Check it out for yourself - explorekyhistory.ky.gov
Here is what a recent news story by Cheryl Truman in the Lexington Herald Leader said about ExploreKYHistory:
Next time you're idly playing with your smartphone, you have something more enlightening to do than fret about your angry birds.
The Kentucky Historical Society is launching a free app Thursday that will show you historical points of interests and bits of information on the Civil War. The War of 1812 is next up to be added to the app, and after that the possibilities are as endless as history.
I test-drove the site last week. Picking a pin in the north of downtown Lexington, I found a historical marker for Dr. Robert Peter, whose daughter, Frances, "was a unique chronicler of Civil War Lexington (and) describes life on the Kentucky home front ... (and) records military news with a compelling perspective."
A bit to the southwest, clicking a pin leads you to Perryville's Henry P. Bottom, a farmer and justice of the peace "whose home was caught in the crossfire of Kentucky's largest battle."
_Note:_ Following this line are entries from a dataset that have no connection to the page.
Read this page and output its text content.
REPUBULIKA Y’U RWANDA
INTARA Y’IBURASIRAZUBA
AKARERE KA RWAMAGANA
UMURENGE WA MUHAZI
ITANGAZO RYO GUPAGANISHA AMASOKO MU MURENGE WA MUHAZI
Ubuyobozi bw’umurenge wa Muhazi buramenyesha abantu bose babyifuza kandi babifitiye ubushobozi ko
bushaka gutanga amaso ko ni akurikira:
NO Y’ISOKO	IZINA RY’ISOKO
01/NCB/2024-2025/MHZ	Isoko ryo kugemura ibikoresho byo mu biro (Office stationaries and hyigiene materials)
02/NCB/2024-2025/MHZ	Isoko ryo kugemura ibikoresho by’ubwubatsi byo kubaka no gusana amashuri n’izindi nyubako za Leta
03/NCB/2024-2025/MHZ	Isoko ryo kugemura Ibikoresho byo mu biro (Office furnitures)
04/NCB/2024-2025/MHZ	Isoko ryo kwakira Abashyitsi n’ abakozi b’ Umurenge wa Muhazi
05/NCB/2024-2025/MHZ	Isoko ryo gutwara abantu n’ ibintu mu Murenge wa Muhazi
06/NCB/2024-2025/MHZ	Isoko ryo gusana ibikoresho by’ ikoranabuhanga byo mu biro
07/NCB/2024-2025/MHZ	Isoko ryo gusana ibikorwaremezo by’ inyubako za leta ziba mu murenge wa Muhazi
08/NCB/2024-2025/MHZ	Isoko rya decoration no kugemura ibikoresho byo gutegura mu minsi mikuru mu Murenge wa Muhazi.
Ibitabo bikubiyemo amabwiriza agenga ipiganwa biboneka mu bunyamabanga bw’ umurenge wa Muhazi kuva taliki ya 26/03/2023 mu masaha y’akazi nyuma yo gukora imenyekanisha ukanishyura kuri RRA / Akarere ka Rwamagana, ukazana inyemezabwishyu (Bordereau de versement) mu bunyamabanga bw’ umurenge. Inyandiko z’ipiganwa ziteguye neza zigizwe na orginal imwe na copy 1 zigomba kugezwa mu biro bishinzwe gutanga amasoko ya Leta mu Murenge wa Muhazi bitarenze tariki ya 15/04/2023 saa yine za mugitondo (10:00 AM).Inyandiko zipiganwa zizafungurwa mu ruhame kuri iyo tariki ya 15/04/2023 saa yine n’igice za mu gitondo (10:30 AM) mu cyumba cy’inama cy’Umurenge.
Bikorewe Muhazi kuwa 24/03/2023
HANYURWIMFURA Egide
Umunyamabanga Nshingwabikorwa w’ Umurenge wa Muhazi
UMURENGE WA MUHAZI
"After the fight, Bottom's house became a field hospital. According to one eyewitness, a pile of amputated arms and legs, 'some with shoes on, others with socks,' stood 'four or five feet high' in one corner of the yard."
A click on a Frankfort pin yields a recounting of the installation of Richards Hawes as Kentucky's second Confederate governor at the Old State Capitol in Frankfort in 1862.
By this point I was hooked and started clicking pins all over the state. This is so much better than Angry Birds or Talking Tom Cat.
If you don't have a smartphone, you can get much the same experience at Explorekyhistory.ky.gov.
"We think this is going to be a great way to do a walking tour of Louisville, a walking tour of Lexington," said Sally Warfield, digital media specialist at the Thomas D. Clark Center for Kentucky History in Frankfort. "It's using a very simple platform that's very intuitive. You touch a pin, and up comes the story. You start seeing that all these things tie together."
Some other Kentucky apps include Travel KY from Kentucky Monthly magazine and Lexwalk from the Lexington Convention and Visitors Bureau. Both are free.
From the Travel KY app I found an Abraham Lincoln-related walking tour of Lexington starting at the Lexington Public Library and Phoenix Park.
Tours are available for other areas of the state, including Eastern Kentucky, Northern Kentucky and south-central Kentucky.
LexWalk's tour starts at Triangle Park and includes stops at the Mary Todd Lincoln House and Christ Church Cathedral. It also includes audio and video.
"There are so many stories that have appeal to the commonwealth," said Warfield of the Kentucky History Museum.
And the future is limited only by the scope of Kentucky history.
Said Warfield: "We already have our Civil Rights oral history program that is online and live, and we can easily do that.".